Последний полицейский, который у нее побывал, был даже рад, что ее не потревожил. «Так-то лучше, – сказал он себе, – а то еще нашлет несчастий на мою голову».

Когда Моника входит в ее квартиру, там нет ни одного клиента: Маруха отвела ей для беседы целый час.

В большой комнате с окнами, завешенными шторами, царит приятный полумрак; плошки с курящимся фимиамом распространяют сильный дурманящий запах. На Марухе китайский цветастый халат и красные туфли.

Они сидят друг против друга за столиком, на котором стоит маленький гонг. Когда Маруха ударяет в гонг серебряной палочкой, он производит дрожащий резкий звук, от которого Монике становится не по себе.

Гадалка берет правую руку Моники и мнет ее пальцами, щупает, поглаживает, жмет, словно оценивает.

– Рука у тебя хорошая, податливая, – полушепотом говорит она, – очень ясная, душевная, но нервная. Большой палец невелик, добр, дружелюбен, но говорит о склонности к унынию. Ты иногда поддаешься тоске и печали.

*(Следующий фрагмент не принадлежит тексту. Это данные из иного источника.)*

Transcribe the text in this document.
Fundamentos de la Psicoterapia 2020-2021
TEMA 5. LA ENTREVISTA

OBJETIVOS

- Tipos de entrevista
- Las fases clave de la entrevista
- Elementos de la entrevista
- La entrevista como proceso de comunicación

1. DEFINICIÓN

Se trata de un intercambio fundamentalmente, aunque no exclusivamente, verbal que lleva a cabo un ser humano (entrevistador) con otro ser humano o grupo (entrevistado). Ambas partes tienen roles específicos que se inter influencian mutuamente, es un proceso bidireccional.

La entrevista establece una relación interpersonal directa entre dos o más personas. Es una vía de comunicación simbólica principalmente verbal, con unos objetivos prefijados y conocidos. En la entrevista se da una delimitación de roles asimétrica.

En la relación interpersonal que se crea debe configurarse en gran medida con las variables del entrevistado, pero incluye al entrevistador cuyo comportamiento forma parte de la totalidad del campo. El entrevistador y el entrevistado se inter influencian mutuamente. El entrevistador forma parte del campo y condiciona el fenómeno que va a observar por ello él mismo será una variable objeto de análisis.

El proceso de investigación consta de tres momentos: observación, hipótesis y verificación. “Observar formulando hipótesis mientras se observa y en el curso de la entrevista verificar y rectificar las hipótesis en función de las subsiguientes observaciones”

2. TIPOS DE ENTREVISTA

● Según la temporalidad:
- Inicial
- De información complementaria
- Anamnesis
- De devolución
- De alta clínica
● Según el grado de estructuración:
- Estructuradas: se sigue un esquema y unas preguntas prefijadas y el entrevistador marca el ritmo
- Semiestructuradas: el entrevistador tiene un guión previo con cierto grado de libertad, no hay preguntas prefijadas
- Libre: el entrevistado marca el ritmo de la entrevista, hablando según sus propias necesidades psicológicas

Моника молчит, а Маруха продолжает медленно разглядывать ее руку, так медленно, что кажется, будто она обозревает какой-то шедевр мирового искусства.

– Вот твоя линия жизни, – говорит она, и ее ноготь скользит по дуге почти от указательного пальца мимо большого к запястью. – Линия прерывается. Затем идет дальше.

Моника смотрит и видит короткую веточку, не доходящую до запястья и сломанную где-то посередине.

– Что это означает?

Маруха щурится, глубоко вздыхает и, не отвечая, рассматривает ладонь.

– Натура у тебя сильная, но тонкая, беспокойная. Девочкой или совсем молодой девушкой ты перенесла удар, горе тебя изменило.

Моника молчит. Вспоминает.

– Вот и линия ума. Берет начало очень высоко, почти под указательным пальцем. – Маруха показывает. – Ты порвала с семьей. Это плохо.

«Да, порвала», – думает Моника.

– Тут вижу перемены, дороги и любовные переживания… А куда же ведут остальные тропки? – Маруха проводит пальцем по разветвлениям на ладони Моники, по линиям сердца, судьбы и Солнца, по холму Меркурия.

– Линия ума устремлена книзу, проходит рядом с линией судьбы. Это хорошо. Радость и исполнение желаний.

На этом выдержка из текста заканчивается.